2. Engaging cooperation: This chapter provides techniques on creating order in the daily routine like giving information instead of advice (“I see dirty clothes on the floor”), talking about your feelings as a parent (“I don’t like being talked to that way”), or using a written note, which has proven to be a fun way to create high-impact communication in the house.
3. Alternatives to punishment: Some research says that punishments (i.e. consequences) may not be effective. “How to Talk…” offers alternatives like stating your expectations (“I expect everyone to treat each other with respect in this house”), showing the child how to make amends (“You can make it up by putting Barbie’s head back on her body and saying ‘sorry’ to your sister.”), or an advanced and very effective problem solving paradigm too long for this summary (buy the book!).

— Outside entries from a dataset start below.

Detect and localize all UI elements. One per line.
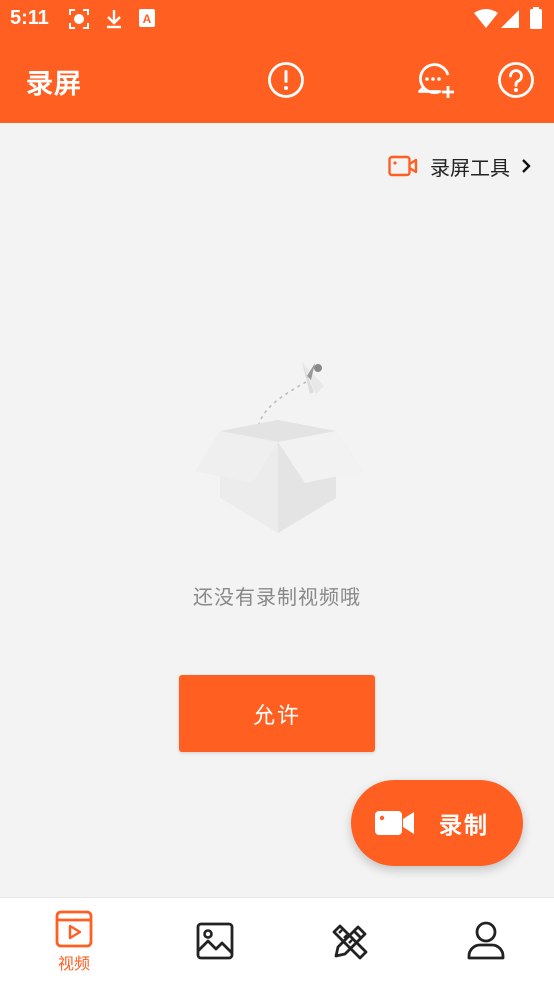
nav-item-video[interactable]: 视频 bbox=[34, 898, 114, 984]
chevron-right-icon bbox=[522, 159, 531, 173]
main-content: 录屏工具 还没有录制视频哦 允许 录制 bbox=[0, 123, 554, 897]
video-tab-icon bbox=[55, 910, 93, 948]
app-bar: 录屏 bbox=[0, 38, 554, 123]
empty-state-message: 还没有录制视频哦 bbox=[193, 585, 361, 609]
bottom-nav: 视频 bbox=[0, 897, 554, 984]
record-button-label: 录制 bbox=[439, 813, 489, 839]
text-a-icon: A bbox=[138, 8, 156, 32]
nav-label-video: 视频 bbox=[57, 954, 90, 973]
profile-tab-icon bbox=[467, 921, 505, 960]
nav-item-tools[interactable] bbox=[310, 898, 390, 984]
chat-add-icon bbox=[418, 63, 454, 98]
empty-box-illustration bbox=[190, 358, 365, 547]
image-tab-icon bbox=[196, 922, 234, 960]
video-camera-icon bbox=[375, 811, 414, 835]
record-button[interactable]: 录制 bbox=[351, 780, 523, 866]
status-time: 5:11 bbox=[10, 7, 49, 29]
page-title: 录屏 bbox=[26, 69, 82, 100]
download-icon bbox=[104, 8, 124, 34]
help-icon bbox=[498, 62, 534, 98]
paper-plane-icon bbox=[302, 362, 324, 394]
allow-button[interactable]: 允许 bbox=[179, 675, 375, 752]
feedback-button[interactable] bbox=[416, 60, 456, 100]
video-camera-icon bbox=[388, 155, 418, 177]
nav-item-profile[interactable] bbox=[446, 898, 526, 984]
wifi-icon bbox=[474, 9, 498, 33]
status-bar: 5:11 A bbox=[0, 0, 554, 38]
screen-tools-label: 录屏工具 bbox=[430, 155, 510, 180]
alert-circle-icon bbox=[268, 62, 304, 98]
tools-tab-icon bbox=[332, 924, 368, 960]
help-button[interactable] bbox=[496, 60, 536, 100]
screen-tools-link[interactable]: 录屏工具 bbox=[388, 151, 532, 181]
alert-button[interactable] bbox=[266, 60, 306, 100]
signal-icon bbox=[500, 9, 520, 33]
svg-text:A: A bbox=[143, 12, 152, 26]
nav-item-images[interactable] bbox=[175, 898, 255, 984]
screen-record-icon bbox=[68, 8, 90, 34]
battery-icon bbox=[530, 7, 542, 33]
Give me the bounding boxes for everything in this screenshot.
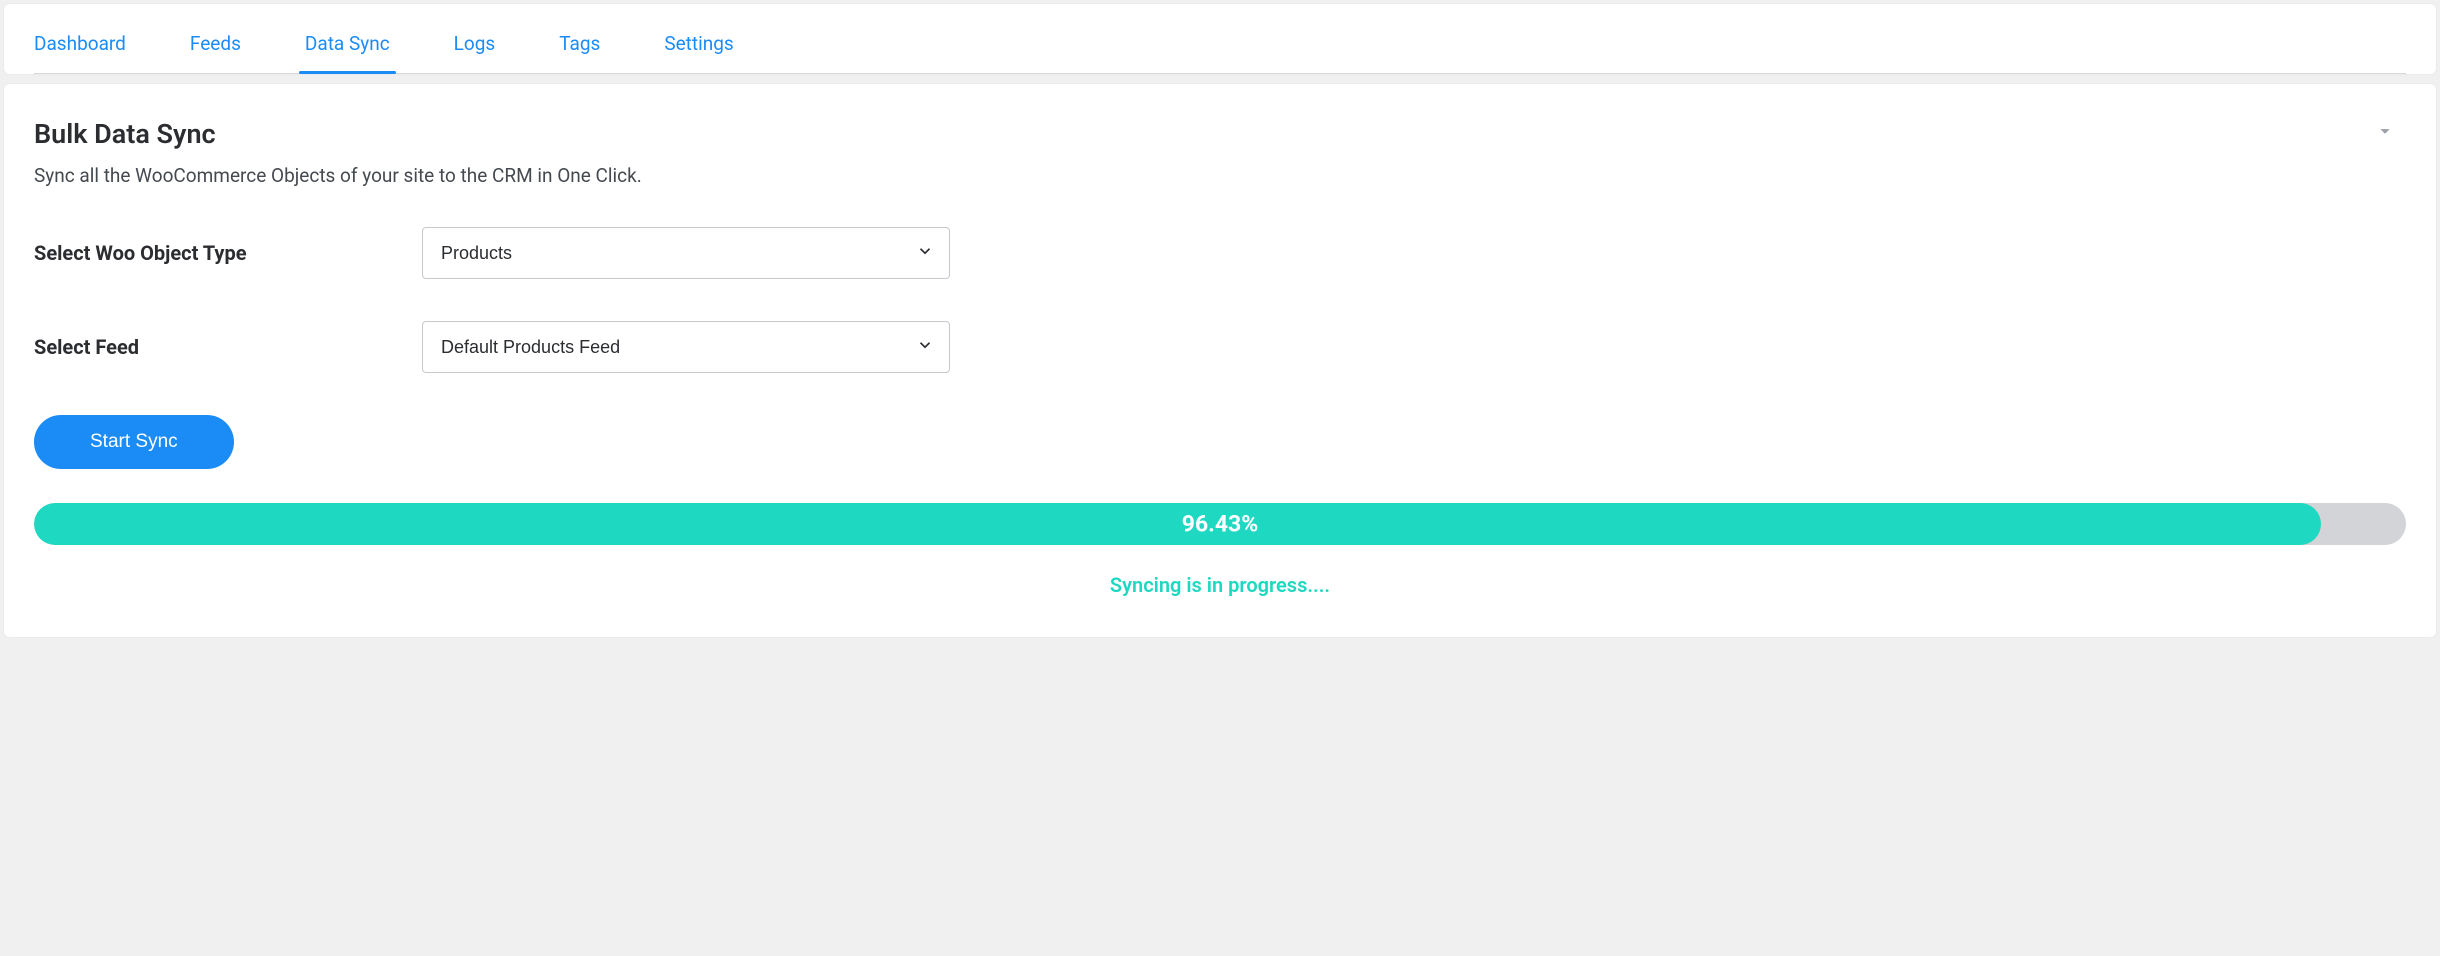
tab-list: Dashboard Feeds Data Sync Logs Tags Sett… xyxy=(34,14,2406,74)
progress-percent-text: 96.43% xyxy=(1182,511,1258,538)
page-subtitle: Sync all the WooCommerce Objects of your… xyxy=(34,164,2406,187)
page-title: Bulk Data Sync xyxy=(34,118,2406,150)
sync-status-text: Syncing is in progress.... xyxy=(34,573,2406,597)
tab-dashboard[interactable]: Dashboard xyxy=(34,14,126,73)
tab-data-sync[interactable]: Data Sync xyxy=(305,14,390,73)
start-sync-button[interactable]: Start Sync xyxy=(34,415,234,469)
row-feed: Select Feed Default Products Feed xyxy=(34,321,2406,373)
tab-feeds[interactable]: Feeds xyxy=(190,14,241,73)
progress-fill xyxy=(34,503,2321,545)
collapse-toggle[interactable] xyxy=(2374,120,2396,146)
tabs-panel: Dashboard Feeds Data Sync Logs Tags Sett… xyxy=(4,4,2436,74)
select-object-type[interactable]: Products xyxy=(422,227,950,279)
tab-settings[interactable]: Settings xyxy=(664,14,733,73)
progress-section: 96.43% Syncing is in progress.... xyxy=(34,503,2406,597)
chevron-down-icon xyxy=(2374,127,2396,146)
row-object-type: Select Woo Object Type Products xyxy=(34,227,2406,279)
select-object-type-wrap: Products xyxy=(422,227,950,279)
content-panel: Bulk Data Sync Sync all the WooCommerce … xyxy=(4,84,2436,637)
select-feed[interactable]: Default Products Feed xyxy=(422,321,950,373)
progress-bar: 96.43% xyxy=(34,503,2406,545)
select-feed-wrap: Default Products Feed xyxy=(422,321,950,373)
label-object-type: Select Woo Object Type xyxy=(34,241,422,265)
label-feed: Select Feed xyxy=(34,335,422,359)
tab-tags[interactable]: Tags xyxy=(559,14,600,73)
tab-logs[interactable]: Logs xyxy=(454,14,496,73)
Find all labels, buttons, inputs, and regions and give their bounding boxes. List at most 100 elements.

4. Encouraging autonomy: Good parenting allows children to separate themselves from their parents so they can become their own independent people someday. Faber shows how to let children make their own choices, show respect for a child’s struggle, teach children how to find their own resources, and give children hope for the future.
5. Praise: My favorite chapter, and perhaps the highest impact section for me and my kids. Effective praise builds self-esteem, which is a harbinger to a child’s overall behavior. But good praise is much more than saying “great job”, it’s about encouraging future behaviors. Faber shows how to describe what behaviors you observe and sum up the behaviors with a word the child can internalize. For example: “You got dressed all by yourself this morning. Now that’s what I call being responsible.”
6. Freeing children from playing roles: This chapter was deep. How parents think about their children can reinforce negative behavioral patterns. If a parent thinks of their child as messy, they may playfully say something like, “Oh, you’re such a slob”. Over time, theses labels reinforce behavior patterns and trap kids in loops that parents unintentionally helped to create. This chapter talks about how to reverse that cycle.
7. Putting it all together: Each chapter includes a useful skill set, but it doesn’t take long to realize how the techniques blend and work together. It also doesn’t take long to realize that this book is about more than parenting tricks. It’s about being a better person and helping to create a better next generation.